By: Marcus Dieterle, Assistant News Editor
While the gay rights movement is often thought of as having begun after World War II, the movement is rooted in World War I, according to Caroline Radesky, a doctoral candidate at the University of Iowa.
“[WWI] solidified the queer identity and allowed it to take root in the rest of the 20th Century,” Radesky said during her presentation “Same-Sex Desire and WWI,” at Cook Library March 28.
In the late 19th and early 20th centuries, new generations flocked to urban areas and developed sexual subcultures, including queer subcultures. Radesky said that young people were “attracted by the anonymity of big cities,” which were rich in culture and language.
She said same-sex desiring people used signals and signs, like a look or a turn of phrase, to make their presence known to other same-sex desiring people without outing themselves to the general public.
Radesky told the story of Henry Gerber, a same-sex desiring man who attempted suicide by taking poison. He woke up in an asylum, where he was subjected to electroshock therapy and chemical castration. Gerber was given the ultimatum of going to an internment camp for enemy aliens during WWI or enlisting in the military. He chose the military.
While stationed in Germany during WWI, Gerber met other same-sex desiring men, including Magnus Hirschfeld, a Jewish German physician and sexologist who founded the Scientific-Humanitarian Committee, the first LGBT rights organization in history.
In 1924, Gerber founded and served as secretary of The Society for Human Rights, an American LGBT rights organization, but soon after Gerber circulated his “Friendship and Freedom” newsletter to publicize the Society, police arrested him, along with other members of the organization. They were eventually released, but the organization disbanded.
During WWI, the U.S. saw homosexuality as a disease. Same-sex desiring people, particularly those who were part of the working class, were imprisoned or institutionalized. Doctors prescribed “treatments” such as forced sexual intercourse with the opposite sex, castration (chemical and otherwise), electroshock therapy, lobotomies, mercury ingestion, and sometimes prescribed suicides, according to Radesky.

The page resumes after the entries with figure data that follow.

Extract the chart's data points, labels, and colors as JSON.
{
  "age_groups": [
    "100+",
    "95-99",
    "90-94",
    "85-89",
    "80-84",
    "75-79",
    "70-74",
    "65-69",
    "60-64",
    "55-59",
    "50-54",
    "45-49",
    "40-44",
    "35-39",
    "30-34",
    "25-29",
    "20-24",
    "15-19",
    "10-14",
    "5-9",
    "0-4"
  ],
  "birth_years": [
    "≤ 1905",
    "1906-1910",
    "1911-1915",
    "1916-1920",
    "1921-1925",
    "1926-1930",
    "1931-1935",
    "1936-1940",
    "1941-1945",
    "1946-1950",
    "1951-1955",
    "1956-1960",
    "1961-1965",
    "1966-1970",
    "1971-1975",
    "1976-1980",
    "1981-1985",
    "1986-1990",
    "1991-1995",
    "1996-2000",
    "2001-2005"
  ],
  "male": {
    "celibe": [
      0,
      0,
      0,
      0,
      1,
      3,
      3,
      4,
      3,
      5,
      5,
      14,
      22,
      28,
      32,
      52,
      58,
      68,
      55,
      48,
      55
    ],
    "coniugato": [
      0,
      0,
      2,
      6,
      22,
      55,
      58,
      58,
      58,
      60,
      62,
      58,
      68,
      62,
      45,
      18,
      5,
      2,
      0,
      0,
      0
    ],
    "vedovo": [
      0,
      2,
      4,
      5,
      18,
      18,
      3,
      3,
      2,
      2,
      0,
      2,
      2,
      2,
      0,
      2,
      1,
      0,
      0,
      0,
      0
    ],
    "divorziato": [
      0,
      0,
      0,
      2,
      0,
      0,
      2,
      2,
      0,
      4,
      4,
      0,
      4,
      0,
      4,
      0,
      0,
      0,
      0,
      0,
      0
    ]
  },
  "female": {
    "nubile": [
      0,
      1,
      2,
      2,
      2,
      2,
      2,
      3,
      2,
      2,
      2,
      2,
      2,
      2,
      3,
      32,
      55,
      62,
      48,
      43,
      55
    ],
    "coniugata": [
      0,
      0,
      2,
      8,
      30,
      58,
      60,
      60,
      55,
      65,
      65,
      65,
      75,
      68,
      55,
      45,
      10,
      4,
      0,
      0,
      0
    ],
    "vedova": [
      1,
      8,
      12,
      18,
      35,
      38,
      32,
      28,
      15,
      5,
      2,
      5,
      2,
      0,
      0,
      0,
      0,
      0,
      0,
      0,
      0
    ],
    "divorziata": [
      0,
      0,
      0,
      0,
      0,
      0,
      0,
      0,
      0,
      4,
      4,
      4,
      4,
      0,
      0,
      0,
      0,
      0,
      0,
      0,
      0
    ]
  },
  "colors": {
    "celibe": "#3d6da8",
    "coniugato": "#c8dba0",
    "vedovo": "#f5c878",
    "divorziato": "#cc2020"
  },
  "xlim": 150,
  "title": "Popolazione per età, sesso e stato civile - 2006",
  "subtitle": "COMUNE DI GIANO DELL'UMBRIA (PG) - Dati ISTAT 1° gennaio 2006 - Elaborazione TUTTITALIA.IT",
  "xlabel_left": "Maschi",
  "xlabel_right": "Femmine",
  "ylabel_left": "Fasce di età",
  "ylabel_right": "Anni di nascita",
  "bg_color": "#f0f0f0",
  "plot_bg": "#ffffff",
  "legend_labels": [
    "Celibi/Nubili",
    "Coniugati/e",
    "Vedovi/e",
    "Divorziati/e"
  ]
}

Worried that same-sex desire was contagious and that effeminate men “couldn’t handle war,” the military relied on sexologists to detect and weed out same-sex desiring soldiers, Radesky said.
“Instead of policing sex acts, the United States was policing a malady and a person,” she said.

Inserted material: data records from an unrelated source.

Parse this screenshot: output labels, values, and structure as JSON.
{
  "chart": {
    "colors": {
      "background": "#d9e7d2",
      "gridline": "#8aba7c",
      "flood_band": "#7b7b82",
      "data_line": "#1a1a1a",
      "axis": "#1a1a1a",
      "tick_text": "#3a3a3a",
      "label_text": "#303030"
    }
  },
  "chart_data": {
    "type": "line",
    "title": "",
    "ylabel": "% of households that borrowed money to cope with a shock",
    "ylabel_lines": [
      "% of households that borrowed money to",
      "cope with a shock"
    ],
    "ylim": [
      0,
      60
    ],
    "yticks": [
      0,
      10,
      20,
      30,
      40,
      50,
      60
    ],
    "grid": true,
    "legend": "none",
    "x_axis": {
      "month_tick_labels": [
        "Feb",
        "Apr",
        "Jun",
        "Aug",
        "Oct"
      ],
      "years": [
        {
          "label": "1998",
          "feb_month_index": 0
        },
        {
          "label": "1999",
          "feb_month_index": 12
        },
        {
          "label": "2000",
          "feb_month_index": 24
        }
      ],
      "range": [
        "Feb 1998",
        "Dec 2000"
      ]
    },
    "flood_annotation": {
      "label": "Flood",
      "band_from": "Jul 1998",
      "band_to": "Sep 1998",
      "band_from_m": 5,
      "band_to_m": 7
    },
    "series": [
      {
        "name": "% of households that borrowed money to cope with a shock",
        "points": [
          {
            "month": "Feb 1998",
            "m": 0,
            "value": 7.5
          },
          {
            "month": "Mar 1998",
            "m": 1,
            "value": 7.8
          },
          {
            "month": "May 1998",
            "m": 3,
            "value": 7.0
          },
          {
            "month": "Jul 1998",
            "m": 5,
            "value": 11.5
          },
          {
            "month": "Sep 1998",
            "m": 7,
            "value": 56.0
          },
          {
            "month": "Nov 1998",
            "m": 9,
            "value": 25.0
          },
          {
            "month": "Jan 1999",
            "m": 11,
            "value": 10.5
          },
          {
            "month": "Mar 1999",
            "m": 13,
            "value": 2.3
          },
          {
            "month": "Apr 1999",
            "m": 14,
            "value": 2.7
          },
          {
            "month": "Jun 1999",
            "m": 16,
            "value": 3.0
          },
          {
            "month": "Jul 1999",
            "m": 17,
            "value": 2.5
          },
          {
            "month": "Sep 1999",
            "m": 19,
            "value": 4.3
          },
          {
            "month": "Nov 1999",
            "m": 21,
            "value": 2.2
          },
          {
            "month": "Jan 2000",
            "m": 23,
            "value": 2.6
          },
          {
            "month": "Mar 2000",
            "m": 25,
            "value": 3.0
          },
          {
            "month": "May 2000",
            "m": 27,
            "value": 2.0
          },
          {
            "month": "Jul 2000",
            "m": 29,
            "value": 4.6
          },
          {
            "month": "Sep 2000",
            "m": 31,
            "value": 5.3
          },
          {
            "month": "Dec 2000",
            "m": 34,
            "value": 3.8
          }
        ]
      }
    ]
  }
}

Radesky said sexologists conducted physical screenings, personality tests and psychological examinations to look for “diminished structure and inferior figure.” Soldiers who lacked “masculine” features were deemed homosexual and were discharged from the military.
Those soldiers received a “blue discharge” or “blue ticket,” which was used to remove homosexual service members from the military, but there were still many same-sex desiring soldiers who served in WWI.

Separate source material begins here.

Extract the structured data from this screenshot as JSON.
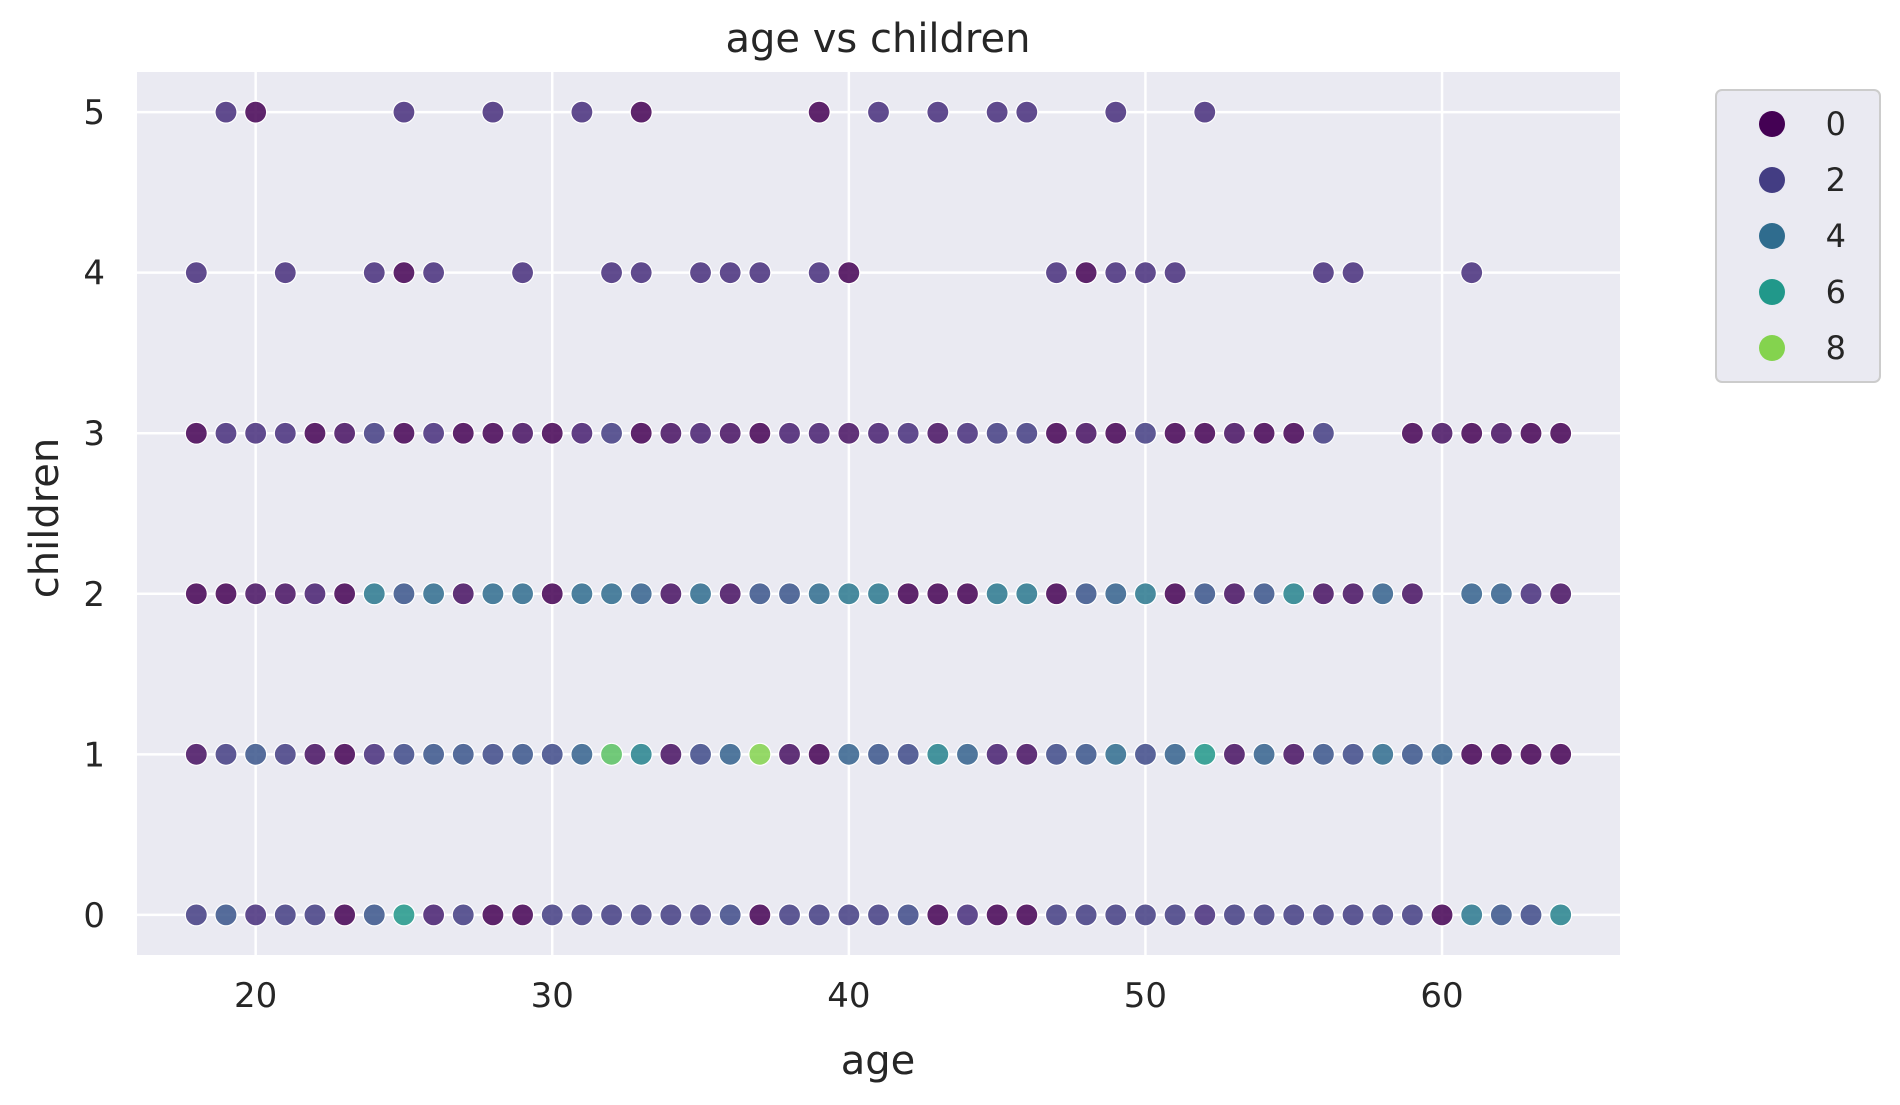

Radesky said the home front was even less welcoming to same-sex desiring women, particularly working class and African American women.
“The streets for working class and black women were dangerous because their bodies were never understood as their own,” she said.
Radesky cited President Theodore Roosevelt’s 1905 speech “On American Motherhood” in which he described a “race suicide.” Roosevelt feared that non-white and working class women’s reproduction would surpass that of white women, leading to the downfall of white America.
Racist and classist rhetoric such as in Roosevelt’s speech led to the shunning of non-reproductive sex and discrimination against same-sex desiring people. Same-sex desiring people were not seen as one-time sinners, but rather diseased sexual deviants.
Even sexologists who were studying and writing about sexual desire often neglected same-sex desiring women, Radesky said. She attributed the lack of study of same-sex desiring women to the perception of women being seen as desireless, non-sexual beings.
Radesky said people of color were labeled as over-sexed and sexual deviants just because of their race, making them even more careful than their white counterparts when it came to same-sex relationships.
Junior theatre arts major Aris Hines said that he appreciated hearing the stories of the LGBTQ community’s history.
“I think minority stories need to be told in times like this,” Hines said. “As a playwright, I try to tell those stories.”
Cook Library’s next presentation will be on April 4, featuring Benjamin Warner, a lecturer in Towson’s English department. Warner will discuss his debut novel, “Thirst,” about a couple and their neighbors trying to survive a mysterious drought.